Netanyahu sang his praise of his partner, U.S. President Donald Trump, in early January: “It’s a great plan for Israel, it’s a great plan for peace. Frankly, Mr. President, given all that you have already done for Israel, I’m not surprised. You have been the greatest friend that Israel has ever had in the White House.”
He was of course referring to the so-called “Deal of the Century” (officially, Peace to Prosperity: A Vision to Improve the Lives of the Palestinian and Israeli People). Even as it was announced in January, it was immediately decried as a “smokescreen” for annexation.
The plan revealed a hopelessly bifurcated “Future Palestinian State” that, among other concessions, would have to relinquish East Jerusalem as its capital, opting instead for locations on the city’s outskirts.
This “Vision for Peace” also contained the embryonic stages of annexation, ie, the recognition of Israeli settlements (illegal under international law) in the Palestinian West Bank.
Palestine, in the plan’s maps, looks less like a state, and more like a series of ghettoes, divided by border walls and settler-exclusive roads.
Judging by this one-sided “plan,” some form of annexation seems all but inevitable. With Trump approving the US embassy to change locations from Tel Aviv to Jerusalem, approving the final seizure of the occupied Golan Heights, and putting his stamp of approval on the settlements, why would he balk at a greater annexation?
Squaring the Circle
Annexation is often presented as part of the alternative to the so-called ‘two state solution.” As any type of Palestinian state has been rendered hopelessly inviable by Israeli expansion, the only solution remaining is to form one state for both people, so the (compelling) argument goes.
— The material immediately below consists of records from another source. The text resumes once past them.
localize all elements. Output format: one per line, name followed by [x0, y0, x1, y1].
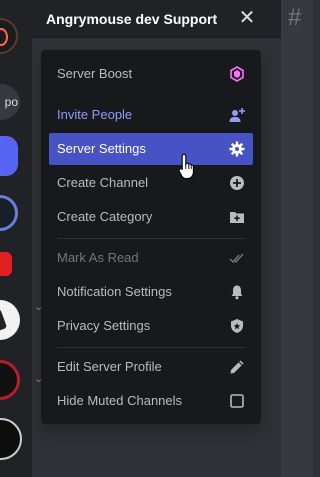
menu-item-invite-people[interactable]: Invite People [49, 99, 253, 131]
server-initials: po [4, 95, 18, 109]
menu-item-notification-settings[interactable]: Notification Settings [49, 276, 253, 308]
menu-item-label: Invite People [57, 107, 133, 122]
server-icon[interactable] [0, 18, 18, 54]
server-icon[interactable] [0, 300, 20, 340]
guild-header[interactable]: Angrymouse dev Support ✕ [32, 0, 281, 38]
menu-item-create-channel[interactable]: Create Channel [49, 167, 253, 199]
menu-item-label: Mark As Read [57, 250, 139, 265]
shield-icon [231, 319, 243, 333]
guild-name: Angrymouse dev Support [46, 11, 218, 27]
menu-item-mark-as-read[interactable]: Mark As Read [49, 242, 253, 274]
menu-item-label: Notification Settings [57, 284, 172, 299]
menu-item-label: Hide Muted Channels [57, 393, 183, 408]
channel-hash-icon: # [288, 4, 302, 31]
hand-cursor-icon [178, 153, 194, 180]
server-icon[interactable] [0, 418, 22, 460]
chat-pane: # [281, 0, 313, 477]
menu-item-edit-server-profile[interactable]: Edit Server Profile [49, 351, 253, 383]
bell-icon [231, 285, 243, 300]
menu-separator [57, 238, 245, 239]
menu-item-create-category[interactable]: Create Category [49, 201, 253, 233]
server-icon[interactable] [0, 252, 12, 276]
menu-item-hide-muted-channels[interactable]: Hide Muted Channels [49, 385, 253, 417]
menu-item-label: Server Boost [57, 66, 133, 81]
menu-item-label: Edit Server Profile [57, 359, 162, 374]
menu-item-privacy-settings[interactable]: Privacy Settings [49, 310, 253, 342]
server-icon[interactable]: po [0, 84, 20, 120]
gear-icon [229, 141, 245, 157]
boost-icon [230, 66, 244, 82]
menu-item-label: Server Settings [57, 141, 146, 156]
server-icon[interactable] [0, 360, 20, 400]
menu-item-label: Create Channel [57, 175, 149, 190]
pencil-icon [230, 360, 244, 374]
double-check-icon [229, 253, 244, 264]
guild-context-menu: Server Boost Invite People Server Settin… [41, 50, 261, 424]
close-icon[interactable]: ✕ [235, 6, 259, 30]
menu-item-label: Create Category [57, 209, 153, 224]
checkbox-icon[interactable] [229, 393, 245, 409]
menu-item-server-boost[interactable]: Server Boost [49, 58, 253, 90]
menu-separator [57, 347, 245, 348]
server-rail: po [0, 0, 32, 477]
folder-plus-icon [230, 212, 244, 223]
plus-circle-icon [230, 176, 244, 190]
server-icon-selected[interactable] [0, 136, 18, 176]
server-icon[interactable] [0, 195, 18, 231]
menu-item-server-settings[interactable]: Server Settings [49, 133, 253, 165]
menu-item-label: Privacy Settings [57, 318, 151, 333]
add-person-icon [229, 108, 245, 122]
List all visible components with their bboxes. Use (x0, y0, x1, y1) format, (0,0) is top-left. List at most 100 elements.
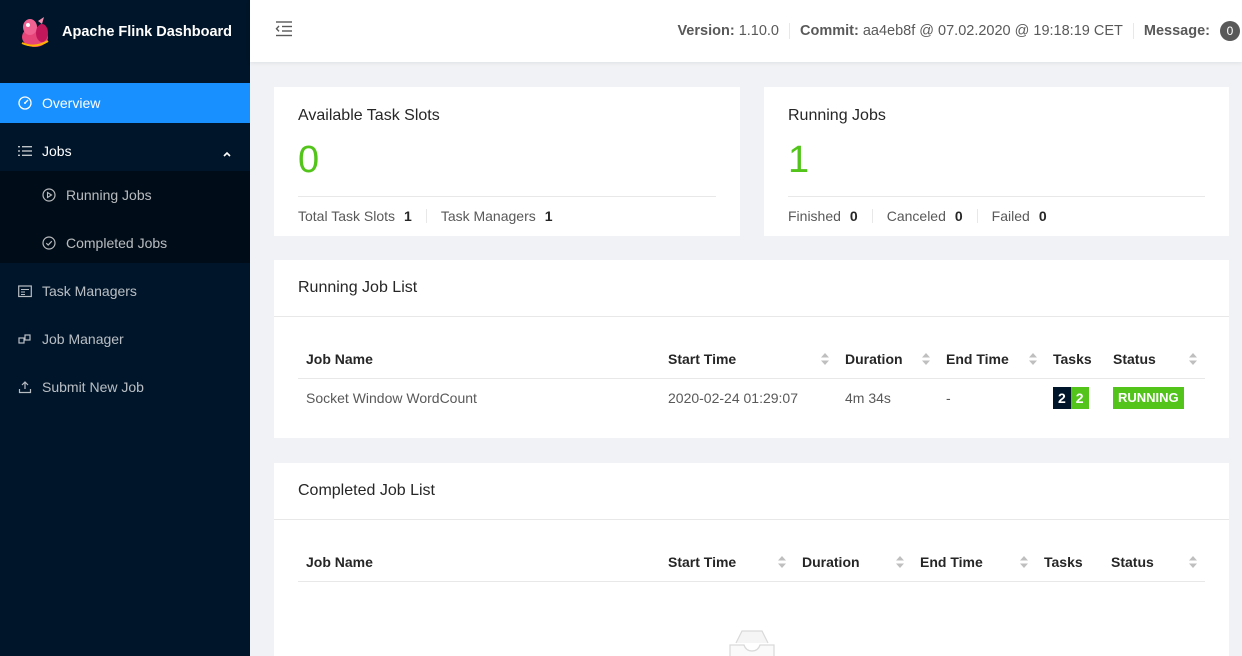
commit-label: Commit: (800, 23, 859, 39)
app-title: Apache Flink Dashboard (62, 23, 233, 40)
sort-icon[interactable] (1020, 556, 1028, 568)
column-label: Job Name (306, 553, 373, 570)
divider (871, 209, 873, 223)
column-header-status[interactable]: Status (1105, 340, 1205, 379)
start-time-cell: 2020-02-24 01:29:07 (668, 390, 798, 407)
total-slots-label: Total Task Slots (298, 208, 396, 224)
sidebar-item-label: Running Jobs (66, 187, 152, 203)
column-label: Status (1113, 350, 1156, 367)
task-slots-card: Available Task Slots 0 Total Task Slots … (274, 87, 740, 236)
sort-icon[interactable] (1189, 556, 1197, 568)
finished-value: 0 (849, 208, 858, 224)
column-header-tasks: Tasks (1036, 543, 1103, 582)
list-icon (18, 144, 32, 158)
sidebar-item-completed-jobs[interactable]: Completed Jobs (0, 223, 250, 263)
version-label: Version: (677, 23, 735, 39)
sidebar-item-submit-new-job[interactable]: Submit New Job (0, 367, 250, 407)
running-jobs-table: Job Name Start Time Duration End Time Ta… (298, 340, 1205, 418)
sidebar-item-label: Job Manager (42, 331, 124, 347)
cluster-icon (18, 332, 32, 346)
commit-info: Commit: aa4eb8f @ 07.02.2020 @ 19:18:19 … (790, 23, 1133, 39)
column-label: End Time (920, 553, 983, 570)
sidebar-item-overview[interactable]: Overview (0, 83, 250, 123)
message-info[interactable]: Message: 0 (1134, 21, 1242, 41)
available-slots-value: 0 (298, 139, 320, 181)
column-label: Tasks (1053, 350, 1092, 367)
jobs-submenu: Running Jobs Completed Jobs (0, 171, 250, 263)
column-label: Start Time (668, 553, 737, 570)
column-header-status[interactable]: Status (1103, 543, 1205, 582)
divider (976, 209, 978, 223)
divider (274, 519, 1229, 520)
column-label: Status (1111, 553, 1154, 570)
divider (274, 316, 1229, 317)
divider (425, 209, 427, 223)
sort-icon[interactable] (896, 556, 904, 568)
chevron-up-icon (222, 146, 232, 162)
version-value: 1.10.0 (738, 23, 780, 39)
message-count-badge[interactable]: 0 (1220, 21, 1240, 41)
failed-label: Failed (991, 208, 1030, 224)
tasks-cell: 22 (1045, 378, 1105, 418)
divider (788, 196, 1205, 197)
canceled-label: Canceled (886, 208, 946, 224)
card-title: Running Jobs (788, 107, 886, 124)
table-row[interactable]: Socket Window WordCount 2020-02-24 01:29… (298, 378, 1205, 418)
column-label: End Time (946, 350, 1009, 367)
end-time-cell: - (946, 390, 951, 407)
sort-icon[interactable] (1029, 353, 1037, 365)
header: Version: 1.10.0 Commit: aa4eb8f @ 07.02.… (250, 0, 1242, 62)
schedule-icon (18, 284, 32, 298)
column-header-duration[interactable]: Duration (837, 340, 938, 379)
duration-cell: 4m 34s (845, 390, 891, 407)
failed-value: 0 (1038, 208, 1047, 224)
sidebar-menu: Overview Jobs Running Jobs Completed Job… (0, 83, 250, 407)
sidebar-item-running-jobs[interactable]: Running Jobs (0, 175, 250, 215)
header-info: Version: 1.10.0 Commit: aa4eb8f @ 07.02.… (667, 0, 1242, 62)
sort-icon[interactable] (922, 353, 930, 365)
sidebar-item-task-managers[interactable]: Task Managers (0, 271, 250, 311)
logo[interactable]: Apache Flink Dashboard (0, 0, 250, 63)
play-circle-icon (42, 188, 56, 202)
completed-job-list-card: Completed Job List Job Name Start Time D… (274, 463, 1229, 656)
sort-icon[interactable] (821, 353, 829, 365)
column-header-duration[interactable]: Duration (794, 543, 912, 582)
sidebar-item-label: Overview (42, 95, 101, 111)
card-footer: Total Task Slots 1 Task Managers 1 (298, 208, 553, 224)
status-cell: RUNNING (1105, 378, 1205, 418)
commit-value: aa4eb8f @ 07.02.2020 @ 19:18:19 CET (862, 23, 1123, 39)
dashboard-icon (18, 96, 32, 110)
column-header-job-name[interactable]: Job Name (298, 340, 660, 379)
version-info: Version: 1.10.0 (667, 23, 789, 39)
column-header-end-time[interactable]: End Time (912, 543, 1036, 582)
sidebar-item-label: Jobs (42, 143, 72, 159)
sidebar: Apache Flink Dashboard Overview Jobs Run… (0, 0, 250, 656)
column-header-job-name[interactable]: Job Name (298, 543, 660, 582)
column-label: Duration (802, 553, 860, 570)
message-label: Message: (1143, 23, 1210, 39)
sidebar-item-jobs[interactable]: Jobs (0, 131, 250, 171)
sort-icon[interactable] (778, 556, 786, 568)
status-badge: RUNNING (1113, 387, 1184, 410)
column-header-start-time[interactable]: Start Time (660, 340, 837, 379)
sidebar-item-job-manager[interactable]: Job Manager (0, 319, 250, 359)
completed-jobs-table: Job Name Start Time Duration End Time Ta… (298, 543, 1205, 582)
sort-icon[interactable] (1189, 353, 1197, 365)
column-header-end-time[interactable]: End Time (938, 340, 1045, 379)
column-header-start-time[interactable]: Start Time (660, 543, 794, 582)
card-title: Running Job List (298, 279, 418, 296)
column-label: Duration (845, 350, 903, 367)
table-header-row: Job Name Start Time Duration End Time Ta… (298, 543, 1205, 582)
canceled-value: 0 (954, 208, 963, 224)
upload-icon (18, 380, 32, 394)
column-label: Job Name (306, 350, 373, 367)
column-header-tasks: Tasks (1045, 340, 1105, 379)
check-circle-icon (42, 236, 56, 250)
column-label: Start Time (668, 350, 737, 367)
squirrel-logo-icon (21, 16, 49, 47)
divider (298, 196, 716, 197)
job-name-cell: Socket Window WordCount (306, 390, 477, 407)
menu-fold-icon[interactable] (275, 21, 293, 37)
empty-inbox-icon (729, 630, 775, 656)
tasks-total-badge: 2 (1053, 387, 1071, 410)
This annexation by Netanyahu, however, is of an entirely different sort.
His true vision appears to be, paradoxically, of an annexation that maintains the status quo. Netanyahu is seeking to legitimize the current situation on the ground, and further entrench it, all without facing the core contradiction at the heart of the Israeli state: its “Jewish and democratic” identity/branding.
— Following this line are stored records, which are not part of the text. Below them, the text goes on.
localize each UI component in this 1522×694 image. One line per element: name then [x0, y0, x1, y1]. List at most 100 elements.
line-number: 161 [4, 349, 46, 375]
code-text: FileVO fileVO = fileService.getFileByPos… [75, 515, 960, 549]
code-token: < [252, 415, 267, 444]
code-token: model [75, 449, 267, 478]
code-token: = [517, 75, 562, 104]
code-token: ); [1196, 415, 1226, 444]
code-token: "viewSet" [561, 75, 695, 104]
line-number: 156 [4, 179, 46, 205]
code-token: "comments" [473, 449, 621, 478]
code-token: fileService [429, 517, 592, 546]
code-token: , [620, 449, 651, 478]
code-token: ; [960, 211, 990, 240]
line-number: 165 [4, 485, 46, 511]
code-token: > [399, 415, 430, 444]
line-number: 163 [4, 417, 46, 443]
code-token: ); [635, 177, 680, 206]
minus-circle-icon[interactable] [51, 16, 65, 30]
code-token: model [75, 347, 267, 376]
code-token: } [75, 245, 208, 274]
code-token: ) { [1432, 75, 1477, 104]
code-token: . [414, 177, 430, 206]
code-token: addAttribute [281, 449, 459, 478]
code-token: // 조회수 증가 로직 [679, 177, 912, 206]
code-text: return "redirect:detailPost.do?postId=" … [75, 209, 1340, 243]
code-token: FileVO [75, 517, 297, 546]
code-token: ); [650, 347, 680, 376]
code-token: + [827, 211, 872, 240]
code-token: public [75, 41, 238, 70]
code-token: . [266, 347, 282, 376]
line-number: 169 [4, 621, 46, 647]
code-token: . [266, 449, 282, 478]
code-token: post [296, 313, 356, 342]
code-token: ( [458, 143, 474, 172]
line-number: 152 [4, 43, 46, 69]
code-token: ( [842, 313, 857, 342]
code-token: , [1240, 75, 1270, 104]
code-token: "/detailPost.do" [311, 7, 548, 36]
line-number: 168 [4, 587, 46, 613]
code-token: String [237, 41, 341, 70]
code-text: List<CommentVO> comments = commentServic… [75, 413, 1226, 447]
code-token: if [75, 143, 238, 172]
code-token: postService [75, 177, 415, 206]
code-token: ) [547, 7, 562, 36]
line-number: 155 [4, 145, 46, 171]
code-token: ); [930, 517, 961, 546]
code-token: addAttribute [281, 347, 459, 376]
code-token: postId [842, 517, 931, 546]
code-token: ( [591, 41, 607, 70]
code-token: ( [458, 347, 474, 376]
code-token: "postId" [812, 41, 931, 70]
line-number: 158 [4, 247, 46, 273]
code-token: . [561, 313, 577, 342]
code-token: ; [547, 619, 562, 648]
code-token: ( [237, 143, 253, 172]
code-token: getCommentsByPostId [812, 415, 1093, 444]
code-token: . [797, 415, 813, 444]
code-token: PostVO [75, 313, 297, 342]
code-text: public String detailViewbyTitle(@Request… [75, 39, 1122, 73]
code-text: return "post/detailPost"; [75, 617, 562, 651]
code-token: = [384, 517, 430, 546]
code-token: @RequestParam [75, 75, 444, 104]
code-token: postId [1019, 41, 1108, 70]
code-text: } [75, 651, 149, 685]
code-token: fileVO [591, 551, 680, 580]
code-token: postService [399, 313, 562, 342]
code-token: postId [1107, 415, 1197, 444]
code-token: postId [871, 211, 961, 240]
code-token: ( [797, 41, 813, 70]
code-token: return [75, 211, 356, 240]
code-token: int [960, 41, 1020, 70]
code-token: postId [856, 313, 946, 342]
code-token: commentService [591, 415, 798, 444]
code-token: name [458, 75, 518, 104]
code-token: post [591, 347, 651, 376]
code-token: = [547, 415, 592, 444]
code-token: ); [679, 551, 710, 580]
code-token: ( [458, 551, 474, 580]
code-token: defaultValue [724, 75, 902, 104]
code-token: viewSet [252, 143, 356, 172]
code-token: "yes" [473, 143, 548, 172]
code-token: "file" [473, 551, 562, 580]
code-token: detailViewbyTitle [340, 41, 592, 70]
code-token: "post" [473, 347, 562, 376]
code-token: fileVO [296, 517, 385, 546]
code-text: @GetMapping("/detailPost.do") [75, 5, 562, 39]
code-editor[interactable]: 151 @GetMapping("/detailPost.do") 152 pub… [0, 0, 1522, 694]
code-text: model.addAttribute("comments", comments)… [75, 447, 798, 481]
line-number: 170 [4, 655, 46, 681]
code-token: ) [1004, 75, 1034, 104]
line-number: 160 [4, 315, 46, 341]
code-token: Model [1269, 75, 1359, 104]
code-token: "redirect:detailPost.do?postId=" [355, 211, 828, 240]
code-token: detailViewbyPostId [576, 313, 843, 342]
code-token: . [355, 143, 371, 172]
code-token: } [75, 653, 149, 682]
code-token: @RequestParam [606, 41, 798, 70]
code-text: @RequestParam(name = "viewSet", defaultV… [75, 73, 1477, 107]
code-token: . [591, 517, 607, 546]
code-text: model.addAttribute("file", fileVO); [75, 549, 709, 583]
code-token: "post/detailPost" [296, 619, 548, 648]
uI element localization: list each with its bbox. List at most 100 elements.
If Israel were to annex the West Bank, and assume direct control of the territory, the lie inherent to their branding would have to be confronted. Do the millions of Palestinians become citizens, making Israel no longer a Jewish state? Or, more likely, do they remain brutalized and occupied, maintaining Israel’s status as an apartheid regime?
Until now, the Palestinian Authority (PA) has been useful to Israel in avoiding this uncomfortable realization. While the regime still effectively controls all of the territory between the Mediterranean and the Jordan River –that is, all of historic Palestine– they can deny responsibility for the Palestinians.
In the event of annexation, the PA facade will break down entirely. Since its founding, Israel has proclaimed itself the “Jewish and democratic state” –the old retort being: Israel is only democratic if you’re Jewish.
Without the PA, it is difficult to imagine Israel accepting the Palestinians as citizens. Netanyahu himself, early in his career, described Palestinians becoming citizens as a “demographic threat” to the Israeli state. An ethno-state cannot exist, and be democratic, once outnumbered within its borders.
The regime has been steadfastly avoiding this conflict but if or when they face it, the Israeli authorities will assuredly continue their practices of segregation and apartheid, albeit much more aggressively.
Properly understood, this is what Netanyahu’s annexation means on the ground: more fences, walls, and checkpoints, along with an even more savage enforcement of the occupation. Until now, the PA has been the velvet glove over the iron fist of Israeli power in the West Bank. Very soon we just may discover precisely what apartheid looks like when the Bantustan finally falls.